Em tempos de pandemia, ir a votos não é tarefa necessariamente impossível — esta quarta-feira, a Coreia do Sul vai eleger os 300 deputados da sua Assembleia Nacional. O surto de pandemia estará presente de forma implícita, podendo influenciar quer a taxa de afluência às urnas quer o resultado do Partido Democrático da Coreia (centro-esquerda), no poder, pela forma como respondeu à crise.
Certo é que já levou à introdução de alterações na forma como o escrutínio habitualmente decorre. Segundo o jornal “The Korea Times”, nas 14.330 assembleias de voto espalhadas por todo o país, haverá medidas especiais para impedir a proliferação do vírus: “verificação da temperatura corporal, fornecimento de luvas plásticas descartáveis e uma cabine separada para eleitores que apresentem altas temperaturas [acima dos 37.5ºC] ou sintomas respiratórios”.
Quem estiver em situação de quarentena voluntária, sem sintomas de covid-19, poderá votar em assembleias montadas em centros especiais a partir das 18h, ou seja, após o encerramento das urnas para os eleitores sem problemas (que abrem às 8h da manhã).
Votar por antecipação para escapar à confusão
Para evitar multidões, cerca de 11 milhões de eleitores (26,69%) — num total de 43,9 milhões — jogaram pelo seguro e recorreram ao voto antecipado, sexta-feira e sábado pasasdos, reduzindo a exposição ao risco de contágio no dia das eleições, que se prevê concorrido. Segundo uma sondagem solicitada pela Comissão Nacional de Eleições, 79% dos inquiridos deu certezas de que iria votar e 15,1% disse que “possivelmente” o faria.
À reportagem da CNN em Seul, Lee Chang-Hoe, de 53 anos, diz: “Não estou muito preocupado com a hipótese de apanhar o vírus na assembleia de voto, desde que tenhamos em mente a necessidade de manter a distância social. Tal como um rio congelado no inverno, apesar de haver uma camada espessa de gelo à superfície, a água tem de correr por baixo. Penso que acontece o mesmo com as eleições, mesmo durante o surto de coronavírus, as eleições devem continuar”.
No início da pandemia, a Coreia do Sul chegou a ser o país mais afetado pelo coronavírus a seguir à China. Abdicou de medidas rigorosas de confinamento e apostou fortemente na realização de testes. Hoje, tem o surto controlado, tendo reportado, esta terça-feira, 27 novos casos, o que contribui para um total 10.564 casos positivos. Morreram 222 pessoas.
Seul tem, no entanto, uma preocupação persistente — os casos de reinfeção, que já ascendem a 116. O primeiro data de 28 de fevereiro, numa mulher de 70 anos, seis dias após ter sido dada como recuperada.
Eleições em tempos de guerra
Ainda que a CNN considere “chocante” observar “grandes reuniões públicas” em tempos de pandemia como as que decorrem das ações de campanha, a história diz que a Coreia do Sul nunca adiou um ato eleitoral, nem mesmo durante a guerra entre as duas Coreias (1950-53). A 5 de agosto de 1952, realizaram-se eleições presidenciais com uma taxa de participação de 88%.
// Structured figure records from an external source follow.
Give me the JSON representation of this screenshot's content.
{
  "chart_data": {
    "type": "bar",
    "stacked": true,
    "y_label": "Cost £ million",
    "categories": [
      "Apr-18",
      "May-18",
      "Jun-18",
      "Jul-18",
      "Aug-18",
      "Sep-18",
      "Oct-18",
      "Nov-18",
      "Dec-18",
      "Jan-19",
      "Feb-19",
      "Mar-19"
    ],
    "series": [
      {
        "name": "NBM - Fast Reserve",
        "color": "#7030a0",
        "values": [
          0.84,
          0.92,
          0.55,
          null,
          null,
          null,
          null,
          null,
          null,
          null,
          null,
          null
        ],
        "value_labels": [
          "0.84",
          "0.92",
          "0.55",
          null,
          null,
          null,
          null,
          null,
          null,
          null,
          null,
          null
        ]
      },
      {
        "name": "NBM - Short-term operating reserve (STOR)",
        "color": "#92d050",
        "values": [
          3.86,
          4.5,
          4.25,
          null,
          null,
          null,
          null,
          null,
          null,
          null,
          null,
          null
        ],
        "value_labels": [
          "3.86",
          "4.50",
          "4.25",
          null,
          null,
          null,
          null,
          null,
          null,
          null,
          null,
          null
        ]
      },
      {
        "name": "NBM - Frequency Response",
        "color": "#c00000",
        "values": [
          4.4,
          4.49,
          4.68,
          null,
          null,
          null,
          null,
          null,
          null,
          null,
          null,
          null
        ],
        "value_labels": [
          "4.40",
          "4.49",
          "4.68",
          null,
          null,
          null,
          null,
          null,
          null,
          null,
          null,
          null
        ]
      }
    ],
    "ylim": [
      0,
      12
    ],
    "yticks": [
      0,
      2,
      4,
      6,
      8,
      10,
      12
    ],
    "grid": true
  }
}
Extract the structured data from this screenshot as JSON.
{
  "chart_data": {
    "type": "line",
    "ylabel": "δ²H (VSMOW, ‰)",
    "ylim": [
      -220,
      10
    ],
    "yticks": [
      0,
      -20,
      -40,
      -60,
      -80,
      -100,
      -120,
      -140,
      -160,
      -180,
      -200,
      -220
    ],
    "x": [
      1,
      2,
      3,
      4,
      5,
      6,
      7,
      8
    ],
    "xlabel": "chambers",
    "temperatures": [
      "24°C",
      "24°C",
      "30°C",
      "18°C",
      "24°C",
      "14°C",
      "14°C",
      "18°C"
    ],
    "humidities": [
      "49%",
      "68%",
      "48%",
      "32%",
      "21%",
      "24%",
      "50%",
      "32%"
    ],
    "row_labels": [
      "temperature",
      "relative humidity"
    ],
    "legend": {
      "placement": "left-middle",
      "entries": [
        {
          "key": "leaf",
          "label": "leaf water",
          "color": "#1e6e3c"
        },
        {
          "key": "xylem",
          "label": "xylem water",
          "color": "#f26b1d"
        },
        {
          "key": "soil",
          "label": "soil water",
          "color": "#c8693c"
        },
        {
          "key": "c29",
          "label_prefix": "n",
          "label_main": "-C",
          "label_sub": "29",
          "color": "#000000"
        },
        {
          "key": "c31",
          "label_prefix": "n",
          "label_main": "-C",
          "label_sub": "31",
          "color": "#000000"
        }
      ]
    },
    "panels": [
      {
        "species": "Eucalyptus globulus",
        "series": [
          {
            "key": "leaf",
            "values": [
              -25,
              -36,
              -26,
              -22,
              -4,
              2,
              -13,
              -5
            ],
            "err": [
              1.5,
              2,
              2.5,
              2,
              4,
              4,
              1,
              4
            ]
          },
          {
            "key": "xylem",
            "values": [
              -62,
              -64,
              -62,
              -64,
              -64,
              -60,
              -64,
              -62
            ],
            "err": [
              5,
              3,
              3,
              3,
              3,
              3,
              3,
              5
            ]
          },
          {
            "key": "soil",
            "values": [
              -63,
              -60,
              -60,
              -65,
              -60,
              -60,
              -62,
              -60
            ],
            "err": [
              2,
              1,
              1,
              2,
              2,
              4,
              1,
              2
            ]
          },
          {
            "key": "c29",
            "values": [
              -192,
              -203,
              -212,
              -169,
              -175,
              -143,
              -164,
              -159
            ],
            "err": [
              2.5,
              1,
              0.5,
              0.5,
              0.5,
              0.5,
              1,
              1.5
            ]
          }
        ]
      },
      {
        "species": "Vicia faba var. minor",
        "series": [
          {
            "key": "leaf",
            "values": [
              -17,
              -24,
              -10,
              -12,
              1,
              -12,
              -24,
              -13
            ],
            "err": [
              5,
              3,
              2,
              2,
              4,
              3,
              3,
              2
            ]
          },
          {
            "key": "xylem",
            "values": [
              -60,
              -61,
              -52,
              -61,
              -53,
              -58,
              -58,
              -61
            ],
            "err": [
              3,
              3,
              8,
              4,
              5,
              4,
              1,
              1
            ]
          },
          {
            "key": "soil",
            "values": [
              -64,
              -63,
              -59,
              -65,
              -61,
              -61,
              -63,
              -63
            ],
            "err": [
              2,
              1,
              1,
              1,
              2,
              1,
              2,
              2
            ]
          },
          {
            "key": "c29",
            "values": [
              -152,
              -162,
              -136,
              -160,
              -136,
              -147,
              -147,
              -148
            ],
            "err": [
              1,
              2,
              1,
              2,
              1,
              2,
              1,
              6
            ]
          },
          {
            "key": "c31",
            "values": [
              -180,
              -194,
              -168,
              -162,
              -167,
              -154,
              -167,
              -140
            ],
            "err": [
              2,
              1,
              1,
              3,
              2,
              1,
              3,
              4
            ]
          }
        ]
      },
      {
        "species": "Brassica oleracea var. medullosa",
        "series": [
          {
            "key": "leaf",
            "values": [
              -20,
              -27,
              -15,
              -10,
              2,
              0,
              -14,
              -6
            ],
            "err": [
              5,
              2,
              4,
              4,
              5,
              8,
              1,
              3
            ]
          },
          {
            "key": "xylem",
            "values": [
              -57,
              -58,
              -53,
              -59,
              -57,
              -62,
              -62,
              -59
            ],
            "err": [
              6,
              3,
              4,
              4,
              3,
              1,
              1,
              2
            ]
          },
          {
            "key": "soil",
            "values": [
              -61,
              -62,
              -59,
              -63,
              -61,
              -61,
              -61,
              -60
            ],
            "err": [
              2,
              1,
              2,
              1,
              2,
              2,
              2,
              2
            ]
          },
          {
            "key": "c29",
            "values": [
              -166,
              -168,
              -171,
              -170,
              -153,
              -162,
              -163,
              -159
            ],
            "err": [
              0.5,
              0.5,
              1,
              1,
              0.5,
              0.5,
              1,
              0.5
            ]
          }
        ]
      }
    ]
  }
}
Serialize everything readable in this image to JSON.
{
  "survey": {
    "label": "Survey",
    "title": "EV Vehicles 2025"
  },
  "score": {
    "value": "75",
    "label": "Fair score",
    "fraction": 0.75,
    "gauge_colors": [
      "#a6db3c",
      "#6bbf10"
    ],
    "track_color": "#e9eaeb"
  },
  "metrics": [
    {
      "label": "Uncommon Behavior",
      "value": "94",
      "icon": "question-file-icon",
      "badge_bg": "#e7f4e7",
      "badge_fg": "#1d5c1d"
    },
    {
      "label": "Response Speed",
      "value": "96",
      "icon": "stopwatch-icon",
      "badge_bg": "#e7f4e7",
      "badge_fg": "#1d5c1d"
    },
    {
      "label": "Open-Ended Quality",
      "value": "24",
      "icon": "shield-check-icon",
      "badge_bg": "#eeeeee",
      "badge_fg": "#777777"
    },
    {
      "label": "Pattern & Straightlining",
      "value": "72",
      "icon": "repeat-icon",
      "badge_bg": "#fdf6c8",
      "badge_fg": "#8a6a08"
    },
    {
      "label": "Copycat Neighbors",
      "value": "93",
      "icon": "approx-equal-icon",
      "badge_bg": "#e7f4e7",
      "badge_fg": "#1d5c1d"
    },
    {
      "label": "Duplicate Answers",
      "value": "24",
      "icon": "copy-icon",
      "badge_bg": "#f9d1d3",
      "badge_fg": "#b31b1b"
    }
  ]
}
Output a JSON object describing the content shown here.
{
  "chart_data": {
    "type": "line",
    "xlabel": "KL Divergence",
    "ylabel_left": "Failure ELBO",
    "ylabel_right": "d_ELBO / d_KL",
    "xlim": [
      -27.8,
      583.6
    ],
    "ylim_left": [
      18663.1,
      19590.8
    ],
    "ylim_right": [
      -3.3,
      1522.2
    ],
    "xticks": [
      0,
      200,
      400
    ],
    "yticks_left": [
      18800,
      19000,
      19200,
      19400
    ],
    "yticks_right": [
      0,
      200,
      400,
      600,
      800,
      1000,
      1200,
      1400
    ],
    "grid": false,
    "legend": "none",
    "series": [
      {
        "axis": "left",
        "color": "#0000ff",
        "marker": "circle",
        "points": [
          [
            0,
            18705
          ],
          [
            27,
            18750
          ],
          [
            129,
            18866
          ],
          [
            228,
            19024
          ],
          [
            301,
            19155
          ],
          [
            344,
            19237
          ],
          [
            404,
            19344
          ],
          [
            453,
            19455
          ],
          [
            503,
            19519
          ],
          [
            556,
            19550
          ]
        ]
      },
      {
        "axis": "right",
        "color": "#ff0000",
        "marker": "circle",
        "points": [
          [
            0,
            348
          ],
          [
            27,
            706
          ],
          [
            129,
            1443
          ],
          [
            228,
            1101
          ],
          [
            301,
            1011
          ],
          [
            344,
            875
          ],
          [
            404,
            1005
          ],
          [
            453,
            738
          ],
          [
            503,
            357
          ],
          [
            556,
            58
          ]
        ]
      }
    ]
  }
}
Neste capítulo, a Coreia do Sul não é caso único, já que, por exemplo, os Estados Unidos realizaram eleições presidenciais em 1864, durante a guerra civil. E em 1918, durante o surto de febre espanhola que matou cerca de 675 mi pessoas no país, decorreram eleições para o Congresso.
Ao contrário da Coreia do Sul, pelo menos 47 países — em fases diferentes do surto — cederam ao vírus e adiaram consultas populares que tinham agendadas: eleições locais no Reino Unido e França, primárias do Partido Democrata nos Estados Unidos, legislativas no Sri Lanka e na Bolívia, referendos na Rússia e na Polónia, são alguns exemplos.
Em Portugal, o único ato eleitoral previsto para este ano acontecerá no outono. Ainda sem dia marcado, servirá para eleger a Assembleia Legislativa Regional dos Açores.